Holley got to use her nurse skills even more in the next few days as Geoff managed to drill a hole through his hand (lol) and Cass got her finger caught under a loaded line and ripped part of it off. Good going everyone!
The next day was my birthday, which last time I was out cruising on my birthday was when I was being sick on my engine crossing over a foggy Eureka bar so this was way nicer. In the morning I opened my presents from KT and her parents that they had really kindly given me before I left and spent most of the day eating candy and sugar-crash-napping. In the evening Quinn’s crew came over, the girls had made me a cake and a card and then we all had halibut burgers. Fantastic.
As already mentioned the yacht club was awesome and we could get showers and cheap beer from their bar – the only tricky part was laundry. We had to catch an uber to town to do it, which went fine, but then getting one back seemed almost impossible. Finally after 90 mins one came to pick us up, saw Geoff, Hollies and my bags of laundry and did a drive by without stopping while yelling out the window that ‘we had too much stuff’. Hollies laugh of disbelief was then immediately mocked by some teenagers driving to add to the general mood. We had to get the bus back so the entire trip back took almost 3 hours. I’d hoped to be back earlier so I could be there when Phil and Ally on Sliver (Phil being the guy who got me into sailing in the first place) turned up. They had left several weeks later than I did but moved a lot faster so I was stoked to see them!

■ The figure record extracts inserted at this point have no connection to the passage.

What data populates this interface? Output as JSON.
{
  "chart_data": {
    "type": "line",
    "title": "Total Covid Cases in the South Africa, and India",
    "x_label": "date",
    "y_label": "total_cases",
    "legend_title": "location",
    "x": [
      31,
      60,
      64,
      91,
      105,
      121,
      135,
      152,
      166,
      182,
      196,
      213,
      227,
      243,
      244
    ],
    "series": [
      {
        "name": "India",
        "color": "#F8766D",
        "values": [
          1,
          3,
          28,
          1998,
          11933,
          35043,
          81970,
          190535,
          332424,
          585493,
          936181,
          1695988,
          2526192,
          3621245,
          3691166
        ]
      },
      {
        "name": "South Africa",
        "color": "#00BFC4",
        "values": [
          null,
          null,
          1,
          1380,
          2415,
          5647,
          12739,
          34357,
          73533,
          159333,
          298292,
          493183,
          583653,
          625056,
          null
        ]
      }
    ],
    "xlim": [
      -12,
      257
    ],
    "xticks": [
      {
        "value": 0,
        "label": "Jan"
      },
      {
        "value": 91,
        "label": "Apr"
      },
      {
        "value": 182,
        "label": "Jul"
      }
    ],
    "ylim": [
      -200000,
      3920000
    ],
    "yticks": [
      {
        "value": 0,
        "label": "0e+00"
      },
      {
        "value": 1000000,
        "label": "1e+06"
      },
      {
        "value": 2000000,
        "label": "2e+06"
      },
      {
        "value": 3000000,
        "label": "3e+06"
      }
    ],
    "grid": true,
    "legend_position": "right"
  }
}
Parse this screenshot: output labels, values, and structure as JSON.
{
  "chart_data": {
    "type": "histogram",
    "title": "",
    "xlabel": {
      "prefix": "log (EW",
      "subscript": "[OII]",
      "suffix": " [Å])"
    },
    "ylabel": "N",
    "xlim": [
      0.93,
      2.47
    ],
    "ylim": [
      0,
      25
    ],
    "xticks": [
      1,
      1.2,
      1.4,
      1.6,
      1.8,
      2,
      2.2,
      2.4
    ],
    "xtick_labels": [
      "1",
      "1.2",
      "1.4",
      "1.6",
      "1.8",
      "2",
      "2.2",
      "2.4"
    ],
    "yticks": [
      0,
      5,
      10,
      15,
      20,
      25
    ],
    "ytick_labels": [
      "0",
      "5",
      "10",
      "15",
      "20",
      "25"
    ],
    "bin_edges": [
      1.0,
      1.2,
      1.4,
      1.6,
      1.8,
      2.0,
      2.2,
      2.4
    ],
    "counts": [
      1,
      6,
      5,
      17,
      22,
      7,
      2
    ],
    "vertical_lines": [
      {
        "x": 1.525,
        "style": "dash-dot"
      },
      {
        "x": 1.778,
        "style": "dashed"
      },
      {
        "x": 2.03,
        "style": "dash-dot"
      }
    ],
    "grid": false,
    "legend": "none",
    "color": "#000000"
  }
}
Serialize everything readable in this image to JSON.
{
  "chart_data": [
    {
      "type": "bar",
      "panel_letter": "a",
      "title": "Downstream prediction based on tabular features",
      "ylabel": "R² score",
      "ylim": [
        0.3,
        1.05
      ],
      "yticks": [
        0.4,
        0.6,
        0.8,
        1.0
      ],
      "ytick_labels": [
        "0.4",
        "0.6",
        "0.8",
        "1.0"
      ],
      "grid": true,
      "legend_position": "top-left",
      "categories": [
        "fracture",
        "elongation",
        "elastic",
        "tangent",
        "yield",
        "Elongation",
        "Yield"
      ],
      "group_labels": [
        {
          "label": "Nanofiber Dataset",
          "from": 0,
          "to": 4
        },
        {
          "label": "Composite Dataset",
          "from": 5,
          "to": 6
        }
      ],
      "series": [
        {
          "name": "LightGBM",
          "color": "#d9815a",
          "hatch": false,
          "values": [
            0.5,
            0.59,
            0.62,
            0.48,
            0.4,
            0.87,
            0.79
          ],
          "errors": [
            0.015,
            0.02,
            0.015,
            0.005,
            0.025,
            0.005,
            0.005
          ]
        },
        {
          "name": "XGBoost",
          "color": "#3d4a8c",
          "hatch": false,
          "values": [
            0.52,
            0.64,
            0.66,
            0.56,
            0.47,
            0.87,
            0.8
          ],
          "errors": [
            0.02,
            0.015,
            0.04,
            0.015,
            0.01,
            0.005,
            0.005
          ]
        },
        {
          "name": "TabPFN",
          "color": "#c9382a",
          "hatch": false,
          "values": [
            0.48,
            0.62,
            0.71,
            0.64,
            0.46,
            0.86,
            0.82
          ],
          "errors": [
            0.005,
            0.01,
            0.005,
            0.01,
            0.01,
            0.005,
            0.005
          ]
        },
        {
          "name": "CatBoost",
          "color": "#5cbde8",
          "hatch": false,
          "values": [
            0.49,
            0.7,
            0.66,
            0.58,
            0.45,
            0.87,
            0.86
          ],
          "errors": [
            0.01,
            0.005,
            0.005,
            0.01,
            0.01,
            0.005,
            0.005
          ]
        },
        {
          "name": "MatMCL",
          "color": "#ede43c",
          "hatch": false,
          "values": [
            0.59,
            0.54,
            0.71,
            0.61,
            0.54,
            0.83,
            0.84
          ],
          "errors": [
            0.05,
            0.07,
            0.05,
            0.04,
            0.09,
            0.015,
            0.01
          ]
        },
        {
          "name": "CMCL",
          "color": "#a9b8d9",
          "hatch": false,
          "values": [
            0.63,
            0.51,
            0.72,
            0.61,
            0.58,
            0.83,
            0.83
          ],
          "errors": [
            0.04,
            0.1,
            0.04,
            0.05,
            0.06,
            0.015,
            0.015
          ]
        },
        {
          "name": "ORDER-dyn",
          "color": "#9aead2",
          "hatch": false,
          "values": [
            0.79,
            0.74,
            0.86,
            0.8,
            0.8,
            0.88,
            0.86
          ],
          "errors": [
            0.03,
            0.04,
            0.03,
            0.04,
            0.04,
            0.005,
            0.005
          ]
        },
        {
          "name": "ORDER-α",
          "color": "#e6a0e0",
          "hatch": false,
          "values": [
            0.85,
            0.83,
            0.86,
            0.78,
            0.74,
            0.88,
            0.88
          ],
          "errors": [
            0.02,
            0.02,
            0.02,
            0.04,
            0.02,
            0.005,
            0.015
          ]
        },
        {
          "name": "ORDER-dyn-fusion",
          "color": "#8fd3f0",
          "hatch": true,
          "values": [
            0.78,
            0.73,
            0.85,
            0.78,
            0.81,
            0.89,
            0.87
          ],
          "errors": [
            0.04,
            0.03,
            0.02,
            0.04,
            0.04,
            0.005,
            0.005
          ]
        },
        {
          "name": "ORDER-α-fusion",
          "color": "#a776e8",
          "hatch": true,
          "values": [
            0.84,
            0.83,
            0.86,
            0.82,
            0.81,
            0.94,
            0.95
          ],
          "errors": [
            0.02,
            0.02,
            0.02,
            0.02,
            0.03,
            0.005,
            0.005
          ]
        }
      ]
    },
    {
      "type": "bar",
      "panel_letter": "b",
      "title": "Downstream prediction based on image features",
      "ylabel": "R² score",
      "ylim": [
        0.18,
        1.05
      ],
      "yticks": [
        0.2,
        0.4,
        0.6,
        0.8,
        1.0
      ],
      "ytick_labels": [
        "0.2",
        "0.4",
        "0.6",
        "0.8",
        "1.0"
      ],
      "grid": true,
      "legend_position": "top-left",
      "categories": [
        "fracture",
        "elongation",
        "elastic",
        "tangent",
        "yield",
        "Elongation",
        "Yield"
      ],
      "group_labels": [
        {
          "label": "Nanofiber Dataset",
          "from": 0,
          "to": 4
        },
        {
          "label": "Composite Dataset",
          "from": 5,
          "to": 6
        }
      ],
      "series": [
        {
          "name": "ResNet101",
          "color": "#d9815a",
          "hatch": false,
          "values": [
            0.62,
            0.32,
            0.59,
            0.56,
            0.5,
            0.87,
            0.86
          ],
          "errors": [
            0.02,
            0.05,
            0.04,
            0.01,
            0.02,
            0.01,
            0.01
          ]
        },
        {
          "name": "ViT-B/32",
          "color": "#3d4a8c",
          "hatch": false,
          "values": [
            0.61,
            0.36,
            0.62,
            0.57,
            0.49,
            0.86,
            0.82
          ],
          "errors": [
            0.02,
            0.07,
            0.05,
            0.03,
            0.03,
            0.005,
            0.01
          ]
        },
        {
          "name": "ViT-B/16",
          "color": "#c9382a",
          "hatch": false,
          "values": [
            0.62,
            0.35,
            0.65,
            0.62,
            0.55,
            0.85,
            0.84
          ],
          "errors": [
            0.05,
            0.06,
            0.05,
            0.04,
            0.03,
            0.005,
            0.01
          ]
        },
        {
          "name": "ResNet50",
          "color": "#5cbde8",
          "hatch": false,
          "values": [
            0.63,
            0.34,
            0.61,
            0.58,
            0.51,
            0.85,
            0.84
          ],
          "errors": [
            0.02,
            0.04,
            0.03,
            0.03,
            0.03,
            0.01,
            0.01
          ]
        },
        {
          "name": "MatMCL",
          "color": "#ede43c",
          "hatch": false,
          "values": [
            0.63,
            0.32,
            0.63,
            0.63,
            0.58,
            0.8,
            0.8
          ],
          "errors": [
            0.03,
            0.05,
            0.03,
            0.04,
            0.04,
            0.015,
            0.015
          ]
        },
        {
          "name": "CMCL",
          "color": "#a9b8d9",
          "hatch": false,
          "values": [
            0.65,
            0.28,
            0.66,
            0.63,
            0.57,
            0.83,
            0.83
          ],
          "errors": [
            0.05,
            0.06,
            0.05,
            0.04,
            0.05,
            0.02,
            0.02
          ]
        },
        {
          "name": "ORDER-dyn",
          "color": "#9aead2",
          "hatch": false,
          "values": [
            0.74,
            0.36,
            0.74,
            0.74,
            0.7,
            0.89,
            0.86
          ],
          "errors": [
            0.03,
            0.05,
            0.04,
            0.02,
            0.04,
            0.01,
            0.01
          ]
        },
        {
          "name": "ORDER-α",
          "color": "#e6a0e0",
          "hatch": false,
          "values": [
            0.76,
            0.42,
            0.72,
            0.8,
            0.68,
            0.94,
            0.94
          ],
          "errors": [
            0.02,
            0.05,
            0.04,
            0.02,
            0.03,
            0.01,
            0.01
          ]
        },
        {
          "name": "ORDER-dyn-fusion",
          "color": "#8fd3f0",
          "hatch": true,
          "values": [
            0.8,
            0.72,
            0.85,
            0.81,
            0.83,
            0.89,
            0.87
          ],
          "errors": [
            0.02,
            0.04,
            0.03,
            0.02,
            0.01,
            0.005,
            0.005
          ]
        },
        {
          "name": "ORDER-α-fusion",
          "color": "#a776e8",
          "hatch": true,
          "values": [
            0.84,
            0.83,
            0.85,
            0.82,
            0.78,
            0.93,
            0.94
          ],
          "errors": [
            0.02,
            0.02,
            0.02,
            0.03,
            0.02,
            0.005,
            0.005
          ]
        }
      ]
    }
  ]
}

They were already in the bay when we got back and I rowed over to catch up before letting them get an early night. The next few days were a fun mix of hiking, going to a show and just generally carousing with buds. However, eventually it was time to go and we all left for Morro Bay, 160 miles away.
I was a bit nervous, this was my first solo overnight on Sooner and my first one for five years (the last time had been on Gudge!). As it went, it was, well, fine. Solo overnights kinda suck still, but nothing major happened and it went by fairly fast. The worst part was it was foggy that night and so wet and cold. Here is a nice 3am shot reflecting my mood
It took most of two days and the night, and I managed to slip into Morro Bay just before dark. Motoring in, I was greeted by Allie and Phil mooning me from the entrance sand bar, and they took a couple nice pics of me coming in.
Then it was just a matter of anchoring in a strong current and time for some sleep!